“What are our aspirations for youth? Not only in the realm of employability but also in their personal development – as people not just as workers.”
This was one of the remarks made by Tanika McLeod, a research associate with YouthREX (Youth Research and Evaluation Exchange), at a Community of Practice gathering held at the Toronto Baha’i Centre on “The Power of Mentorship in Youth Employment Outcomes”. About 40 people attended from dozens of organizations and government agencies across the Toronto area.
It was the second Community of Practice organized in partnership with the Office of Public Affairs of the Baha’i Community of Canada.
The first event brought together people from various agencies and organisations to explore pathways to youth employment. “We agreed that positive youth employment outcomes involve not only the efforts of youth themselves, but the structures and systems that do – or do not – support them as they transition into employment and adulthood,” said Cyril Cromwell, Learning and Development Manager with YouthREX. “Therefore, it is not only “take-off” into work that requires attention, but also successful “landing” in more secure work.”
“Building on the first gathering, we decided to focus on the role that mentorship plays in helping young people to become protagonists of their own future and development,” added Ashraf Rushdy, Project Coordinator with the Office of Public Affairs. “We wanted to learn more about the characteristics of a successful mentoring relationship and the kind of environment or culture that allows mentoring programs to take root and develop naturally.”
The gathering began with a number of guest speakers sharing their experience with mentorship programs. Neda Farahmandpour spoke about her experience in a number of professional settings, and with the Wordswell Association for Community Learning, a Baha’i-inspired organization.
“The transition from school to employment requires that young people know themselves and what they can offer. Mentorship can help to give them a sense of conviction to make a plan for their future based on their own talents and abilities,” she said.
“In relation to this, a mentor doesn’t just get through a checklist, but has to see a youth – their strengths, their aspirations – and then help these to find expression and be nurtured in collective experiences.”
Tanika McLeod added that effective mentorship requires “knowing the youth and the realities of their lives, including what they face at home and in school… This means creating a holistic approach that is more than just a problem-solving operation, but which has a more integrated view of the life of the young person.”
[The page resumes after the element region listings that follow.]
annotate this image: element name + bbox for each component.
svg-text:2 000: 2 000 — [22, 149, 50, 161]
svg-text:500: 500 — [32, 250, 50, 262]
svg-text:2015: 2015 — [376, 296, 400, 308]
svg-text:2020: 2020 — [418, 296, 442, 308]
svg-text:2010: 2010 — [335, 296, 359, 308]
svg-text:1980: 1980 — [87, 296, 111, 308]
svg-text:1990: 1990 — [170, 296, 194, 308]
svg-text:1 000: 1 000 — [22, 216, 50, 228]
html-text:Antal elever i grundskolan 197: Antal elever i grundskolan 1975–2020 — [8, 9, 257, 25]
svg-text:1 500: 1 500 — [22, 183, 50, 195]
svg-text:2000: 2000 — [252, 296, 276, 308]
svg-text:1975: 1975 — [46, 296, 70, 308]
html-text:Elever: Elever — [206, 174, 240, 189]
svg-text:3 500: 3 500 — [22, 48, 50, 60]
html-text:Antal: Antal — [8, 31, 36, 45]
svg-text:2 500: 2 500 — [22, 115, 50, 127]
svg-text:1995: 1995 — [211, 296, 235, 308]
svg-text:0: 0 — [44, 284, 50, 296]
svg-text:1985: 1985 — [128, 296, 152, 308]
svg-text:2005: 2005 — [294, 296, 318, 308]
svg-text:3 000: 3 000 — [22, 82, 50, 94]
Within smaller group discussions, many participants also spoke about the precarious nature of work that many youth encounter as they join the workforce. This has implications for how mentors help young people to think about their future. Successful programs take a strengths-based approach that builds confidence, and teach youth skills that are transferrable between jobs and can be used in a changing workforce.
Participants also consulted about how young people can be supported to explore alternative economies and ways of earning a living, which may be outside of structures that foster dependency and exploitation.
This was a theme also raised in a thought piece shared by the Office of Public Affairs, which reflected on insights from the Baha’i community’s experience with programs that support the mentorship of young people:
Our hopes and aspirations for young people extend beyond helping them to fit into a prescribed role in society, especially one that gives them few opportunities for future progress. We might also envision young people as capable of becoming protagonists of their own growth and development, and catalysts to transform their social circumstances. If we see them in this light, then mentorship would extend beyond learning to produce an attractive CV, how to do well at an interview, or developing entrepreneurial skills. It would also include helping them to reflect on the condition of society and their own potential to contribute constructively to its transformation.
The next meeting of the Community of Practice will be in September 2019.